“I was afraid I wasn’t going to like her”

When my husband and I got the news that our daughter was going to be born with Down syndrome, naturally the first people I went to were my mom and sisters. I wasn’t sure how they’d react, I wasn’t even sure how I felt yet.
My sisters' and mom’s first reactions were excitement. They were cheerful, happy. They told me they were so excited to meet Daisy and to not worry because we have this.
They didn’t tell me “you”, they told me “we” have this.
They were wonderful and so reassuring. There were times I struggled with it, I wondered how they could be so excited. I thought “oh, probably because this is not happening to them, its happening to me.”
It didn’t surprise me when not long after the baby was born my sister confessed that she would have terminated (yes this is an option, and when the doctor offered it to me she said it as though she didn’t want to ask, but was obligated to). My sister had a really rough last pregnancy. She dealt with depression during the pregnancy, and that can bring some really dark thoughts. It did, however, take me by surprise when she told me “I was afraid I wasn’t going to like her”. None of my support people ever showed an emotion like this, not even once. They were always excited for me.
This is when it hit me. I wasn’t alone in this journey, which I already knew, but what I didn’t realize was that I had never been alone in this journey. Of course my sister wouldn’t have mentioned this in the beginning, it wasn’t her job to add to my worries and fears. It was her job to support me, to tell me everything was going to be fine, and to be excited for me. What I had failed to realize all those months before is that this wasn’t happening to just me, it was happening to my support group too. They didn’t know what to expect either. They had fears. They didn’t know how to react. All they knew is that we were having a baby, and when people have babies we celebrate. We Celebrate.
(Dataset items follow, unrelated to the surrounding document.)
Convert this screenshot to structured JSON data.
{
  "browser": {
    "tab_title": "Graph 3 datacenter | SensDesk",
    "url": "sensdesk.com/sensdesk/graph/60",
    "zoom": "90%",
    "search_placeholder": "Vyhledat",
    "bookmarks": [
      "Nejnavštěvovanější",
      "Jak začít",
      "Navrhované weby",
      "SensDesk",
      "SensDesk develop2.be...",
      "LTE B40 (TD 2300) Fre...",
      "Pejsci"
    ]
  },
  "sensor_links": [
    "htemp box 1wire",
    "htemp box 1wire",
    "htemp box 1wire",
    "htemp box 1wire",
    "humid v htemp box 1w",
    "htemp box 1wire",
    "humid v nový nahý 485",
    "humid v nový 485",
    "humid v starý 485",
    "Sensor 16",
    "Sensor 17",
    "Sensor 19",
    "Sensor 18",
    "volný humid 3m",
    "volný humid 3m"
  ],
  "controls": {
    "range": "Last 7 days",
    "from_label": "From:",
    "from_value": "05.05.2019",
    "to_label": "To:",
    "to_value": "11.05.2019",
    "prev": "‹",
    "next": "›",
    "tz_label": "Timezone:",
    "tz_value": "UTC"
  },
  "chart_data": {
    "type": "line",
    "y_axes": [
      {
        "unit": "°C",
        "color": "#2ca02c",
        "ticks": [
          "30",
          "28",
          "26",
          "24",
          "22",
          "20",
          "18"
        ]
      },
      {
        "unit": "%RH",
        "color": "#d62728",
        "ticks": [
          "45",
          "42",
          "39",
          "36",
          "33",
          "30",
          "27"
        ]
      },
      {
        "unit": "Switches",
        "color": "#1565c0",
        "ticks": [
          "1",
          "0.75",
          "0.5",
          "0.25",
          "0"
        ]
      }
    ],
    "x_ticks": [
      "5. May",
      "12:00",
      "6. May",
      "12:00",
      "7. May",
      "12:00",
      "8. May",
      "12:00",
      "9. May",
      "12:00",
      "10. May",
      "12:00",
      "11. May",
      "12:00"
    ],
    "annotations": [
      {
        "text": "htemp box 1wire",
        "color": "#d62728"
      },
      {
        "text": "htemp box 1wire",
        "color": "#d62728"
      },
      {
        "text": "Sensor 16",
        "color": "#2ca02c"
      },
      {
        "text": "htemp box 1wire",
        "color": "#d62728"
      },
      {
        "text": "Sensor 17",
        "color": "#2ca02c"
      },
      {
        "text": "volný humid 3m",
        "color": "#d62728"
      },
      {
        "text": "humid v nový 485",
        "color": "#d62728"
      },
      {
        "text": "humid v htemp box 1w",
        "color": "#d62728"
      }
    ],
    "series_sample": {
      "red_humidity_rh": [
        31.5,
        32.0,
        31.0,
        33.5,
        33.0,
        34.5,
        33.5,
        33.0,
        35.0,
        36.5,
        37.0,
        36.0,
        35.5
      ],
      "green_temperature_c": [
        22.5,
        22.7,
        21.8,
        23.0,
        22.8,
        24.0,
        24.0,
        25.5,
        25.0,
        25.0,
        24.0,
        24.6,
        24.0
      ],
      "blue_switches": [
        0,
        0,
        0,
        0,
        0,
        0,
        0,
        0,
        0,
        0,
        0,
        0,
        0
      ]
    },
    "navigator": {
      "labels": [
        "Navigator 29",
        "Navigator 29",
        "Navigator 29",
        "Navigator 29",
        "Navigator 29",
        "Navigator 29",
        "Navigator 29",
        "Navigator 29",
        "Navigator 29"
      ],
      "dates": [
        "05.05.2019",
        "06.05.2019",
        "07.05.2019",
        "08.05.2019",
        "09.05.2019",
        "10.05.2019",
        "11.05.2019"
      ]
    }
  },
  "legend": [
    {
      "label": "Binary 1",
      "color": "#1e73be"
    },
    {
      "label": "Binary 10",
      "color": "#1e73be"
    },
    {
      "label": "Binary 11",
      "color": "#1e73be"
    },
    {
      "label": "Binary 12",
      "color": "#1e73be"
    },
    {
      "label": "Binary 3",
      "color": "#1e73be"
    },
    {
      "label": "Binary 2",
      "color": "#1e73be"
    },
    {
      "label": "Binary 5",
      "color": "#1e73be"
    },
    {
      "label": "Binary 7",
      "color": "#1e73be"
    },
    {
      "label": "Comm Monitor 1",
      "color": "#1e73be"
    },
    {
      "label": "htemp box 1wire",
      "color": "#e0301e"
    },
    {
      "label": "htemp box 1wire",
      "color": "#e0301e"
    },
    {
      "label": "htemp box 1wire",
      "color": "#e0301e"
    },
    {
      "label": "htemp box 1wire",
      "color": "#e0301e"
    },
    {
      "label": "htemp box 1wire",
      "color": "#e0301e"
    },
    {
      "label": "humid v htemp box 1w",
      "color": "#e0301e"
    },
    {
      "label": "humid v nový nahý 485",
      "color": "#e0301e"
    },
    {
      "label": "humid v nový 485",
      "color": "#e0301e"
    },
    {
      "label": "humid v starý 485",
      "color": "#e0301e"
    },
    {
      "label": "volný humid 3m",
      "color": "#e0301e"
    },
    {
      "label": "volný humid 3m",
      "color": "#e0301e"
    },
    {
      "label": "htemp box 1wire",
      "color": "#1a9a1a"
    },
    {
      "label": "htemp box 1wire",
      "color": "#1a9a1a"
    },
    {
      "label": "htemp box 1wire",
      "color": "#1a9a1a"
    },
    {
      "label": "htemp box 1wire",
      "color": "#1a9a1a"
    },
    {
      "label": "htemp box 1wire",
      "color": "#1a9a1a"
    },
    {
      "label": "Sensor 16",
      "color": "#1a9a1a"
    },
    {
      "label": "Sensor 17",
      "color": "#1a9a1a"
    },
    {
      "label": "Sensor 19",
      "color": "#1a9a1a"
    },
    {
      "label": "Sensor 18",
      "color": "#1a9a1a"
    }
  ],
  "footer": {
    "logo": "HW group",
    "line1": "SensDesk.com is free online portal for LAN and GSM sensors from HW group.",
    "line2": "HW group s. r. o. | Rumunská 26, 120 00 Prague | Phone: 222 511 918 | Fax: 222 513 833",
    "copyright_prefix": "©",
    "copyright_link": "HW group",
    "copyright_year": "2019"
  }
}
Jacks Basket is a nonprofit dedicated to celebrating babies who are born with Down syndrome. They deliver beautiful baskets filled with things like books for parents and babies, blankets, onesies, baby toys, booties, and resource contacts. They want to make sure every baby born with Down syndrome is celebrated just as any other baby would be. They also like to take a picture of the adorable babies and post it with #youmakemebetter.
My sister has formed a most wonderful bond with Daisy (and not just because they look alike and both have RBF, for real this baby always looks angry until you get a smile out of her, and she rarely lets you get it on camera). Every night when I get to my mom’s to pick the kids up, Daisy is stealing cuddles from my sister (or vice versa?). My sister says Daisy has magic healing powers. Her cuddles and smiles can make almost anything disappear. She makes it better, she makes us better (I know, Jack’s Basket means she makes us better people, yes she does that too). My sister has also told me that she felt bad about thinking that she might not like Daisy because now she can’t imagine life without her. She feels that this baby is the perfect addition to our family. My sister says she feels “lucky [Daisy] knows only unconditional love”.
I feel so blessed that my support people are the kind of people that “went through this” with me, and I’m excited that this journey is going to be shared with them. The only thing better than having great people is having a little someone that makes them even better.